Right now, New Zealand's most expensive white wine happens to be a chardonnay. This doesn't surprise me because crafting great chardonnay can't be done on the cheap.
First, you need to find the perfect piece of land, then you need to source the best clones you can plant, then wait for years and years before you get any fruit and when you do you need to cut off most of the bunches before they're even ripe so that the flavours in the surviving ones are as intense as possible. If that fruit survives frost, wind, hail, drought, disease, birds and rainstorms before harvest, then chances are you're going to want to treat it with kid gloves in the winery using only the best materials, before maturing it in a quality oak barrels.
A standard 225-litre barrel holds 300 bottles of wine, and those barrels can cost as much as $2000 each. Sometimes conditions aren't perfect enough to make top chardonnays, and in the case of our most expensive white, the Clearview Estate Endeavour Chardonnay ($150 a bottle) it's been three years since one was released.
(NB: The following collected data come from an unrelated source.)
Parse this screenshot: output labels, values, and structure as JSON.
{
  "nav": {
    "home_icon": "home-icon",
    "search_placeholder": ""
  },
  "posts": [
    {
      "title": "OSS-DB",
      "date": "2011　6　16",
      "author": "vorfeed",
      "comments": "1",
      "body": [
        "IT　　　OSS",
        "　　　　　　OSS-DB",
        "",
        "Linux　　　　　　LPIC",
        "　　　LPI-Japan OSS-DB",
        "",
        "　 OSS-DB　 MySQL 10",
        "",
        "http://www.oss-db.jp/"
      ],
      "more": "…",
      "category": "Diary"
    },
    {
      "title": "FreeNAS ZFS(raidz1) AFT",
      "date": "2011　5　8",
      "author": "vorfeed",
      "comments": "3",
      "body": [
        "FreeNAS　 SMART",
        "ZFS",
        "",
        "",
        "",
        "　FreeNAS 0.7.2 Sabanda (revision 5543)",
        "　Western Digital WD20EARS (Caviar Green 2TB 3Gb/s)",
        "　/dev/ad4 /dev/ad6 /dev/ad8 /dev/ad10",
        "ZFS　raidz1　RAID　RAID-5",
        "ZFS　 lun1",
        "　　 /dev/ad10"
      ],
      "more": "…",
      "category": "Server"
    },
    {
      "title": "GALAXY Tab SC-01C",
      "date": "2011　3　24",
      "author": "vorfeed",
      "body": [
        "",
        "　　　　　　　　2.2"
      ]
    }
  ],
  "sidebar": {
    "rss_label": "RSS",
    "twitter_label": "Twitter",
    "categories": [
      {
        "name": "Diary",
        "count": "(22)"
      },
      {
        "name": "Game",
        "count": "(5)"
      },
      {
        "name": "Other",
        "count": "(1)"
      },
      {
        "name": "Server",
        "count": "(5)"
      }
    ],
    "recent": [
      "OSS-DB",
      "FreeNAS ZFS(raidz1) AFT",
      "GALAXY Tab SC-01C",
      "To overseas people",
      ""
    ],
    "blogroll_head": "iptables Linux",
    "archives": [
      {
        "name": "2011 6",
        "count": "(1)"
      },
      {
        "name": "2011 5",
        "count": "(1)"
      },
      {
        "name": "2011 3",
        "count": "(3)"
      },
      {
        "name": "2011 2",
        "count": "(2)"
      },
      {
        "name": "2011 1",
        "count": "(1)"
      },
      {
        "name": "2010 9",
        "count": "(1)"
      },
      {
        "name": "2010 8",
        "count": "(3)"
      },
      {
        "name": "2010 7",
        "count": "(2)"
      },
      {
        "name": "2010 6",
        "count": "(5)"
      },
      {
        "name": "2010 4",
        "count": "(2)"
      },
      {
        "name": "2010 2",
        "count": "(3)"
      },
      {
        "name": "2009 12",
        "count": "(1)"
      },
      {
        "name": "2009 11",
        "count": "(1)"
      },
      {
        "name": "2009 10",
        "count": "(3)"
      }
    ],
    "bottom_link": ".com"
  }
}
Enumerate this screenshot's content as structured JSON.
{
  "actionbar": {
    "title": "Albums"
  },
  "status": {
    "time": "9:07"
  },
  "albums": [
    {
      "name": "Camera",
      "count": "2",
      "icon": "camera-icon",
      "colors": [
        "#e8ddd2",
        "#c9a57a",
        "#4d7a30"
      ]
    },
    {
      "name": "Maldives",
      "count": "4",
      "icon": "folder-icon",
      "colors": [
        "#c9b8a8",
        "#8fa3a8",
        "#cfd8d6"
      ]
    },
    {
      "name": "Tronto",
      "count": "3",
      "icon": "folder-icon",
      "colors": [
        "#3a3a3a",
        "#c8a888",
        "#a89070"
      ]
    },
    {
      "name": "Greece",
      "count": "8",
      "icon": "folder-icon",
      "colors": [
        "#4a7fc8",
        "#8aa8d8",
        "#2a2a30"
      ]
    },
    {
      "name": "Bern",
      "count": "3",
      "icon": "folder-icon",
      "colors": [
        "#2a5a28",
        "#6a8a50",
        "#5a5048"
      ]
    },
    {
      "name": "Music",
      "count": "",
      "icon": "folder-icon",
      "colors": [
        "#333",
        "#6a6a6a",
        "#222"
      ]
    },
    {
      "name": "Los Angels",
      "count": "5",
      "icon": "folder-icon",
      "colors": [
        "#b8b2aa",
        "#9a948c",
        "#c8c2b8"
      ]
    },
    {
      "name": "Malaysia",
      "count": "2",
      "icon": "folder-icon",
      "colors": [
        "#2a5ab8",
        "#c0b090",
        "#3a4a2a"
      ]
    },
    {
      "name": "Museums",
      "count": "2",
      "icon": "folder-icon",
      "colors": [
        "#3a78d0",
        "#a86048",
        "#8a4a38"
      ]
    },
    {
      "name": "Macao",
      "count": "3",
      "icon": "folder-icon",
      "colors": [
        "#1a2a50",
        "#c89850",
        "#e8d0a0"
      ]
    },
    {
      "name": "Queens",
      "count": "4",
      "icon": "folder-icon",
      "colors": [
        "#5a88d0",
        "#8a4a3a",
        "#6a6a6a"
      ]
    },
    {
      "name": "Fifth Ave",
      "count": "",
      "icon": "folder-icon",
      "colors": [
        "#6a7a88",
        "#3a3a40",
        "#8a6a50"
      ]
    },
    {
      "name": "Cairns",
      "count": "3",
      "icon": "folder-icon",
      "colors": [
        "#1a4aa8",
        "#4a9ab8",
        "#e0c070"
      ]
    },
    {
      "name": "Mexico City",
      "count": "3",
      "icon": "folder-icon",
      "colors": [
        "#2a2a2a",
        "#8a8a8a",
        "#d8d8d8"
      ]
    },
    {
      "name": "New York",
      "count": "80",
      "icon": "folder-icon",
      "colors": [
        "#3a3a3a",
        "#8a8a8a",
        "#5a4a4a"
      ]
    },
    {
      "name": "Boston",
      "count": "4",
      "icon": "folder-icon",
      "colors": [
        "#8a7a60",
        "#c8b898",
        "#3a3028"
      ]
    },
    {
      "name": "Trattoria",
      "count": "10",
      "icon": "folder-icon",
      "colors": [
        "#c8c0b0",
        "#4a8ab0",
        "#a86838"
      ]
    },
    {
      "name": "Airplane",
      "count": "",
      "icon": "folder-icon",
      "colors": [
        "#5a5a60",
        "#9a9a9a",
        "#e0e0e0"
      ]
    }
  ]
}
Endeavour is made only in "stunning" vintages. The 2013 vintage - hailed as "the vintage of the century" - has produced a wine that has winemaker Tim Turvey very excited. "This wine epitomises all the reasons why we planted and started making it nearly 30 years ago," he says.
"It has intensity, balance and flavour with a structure that has audacity; there's freshness and complexity. To make a wine such as this is something I really look forward to. It's my special baby."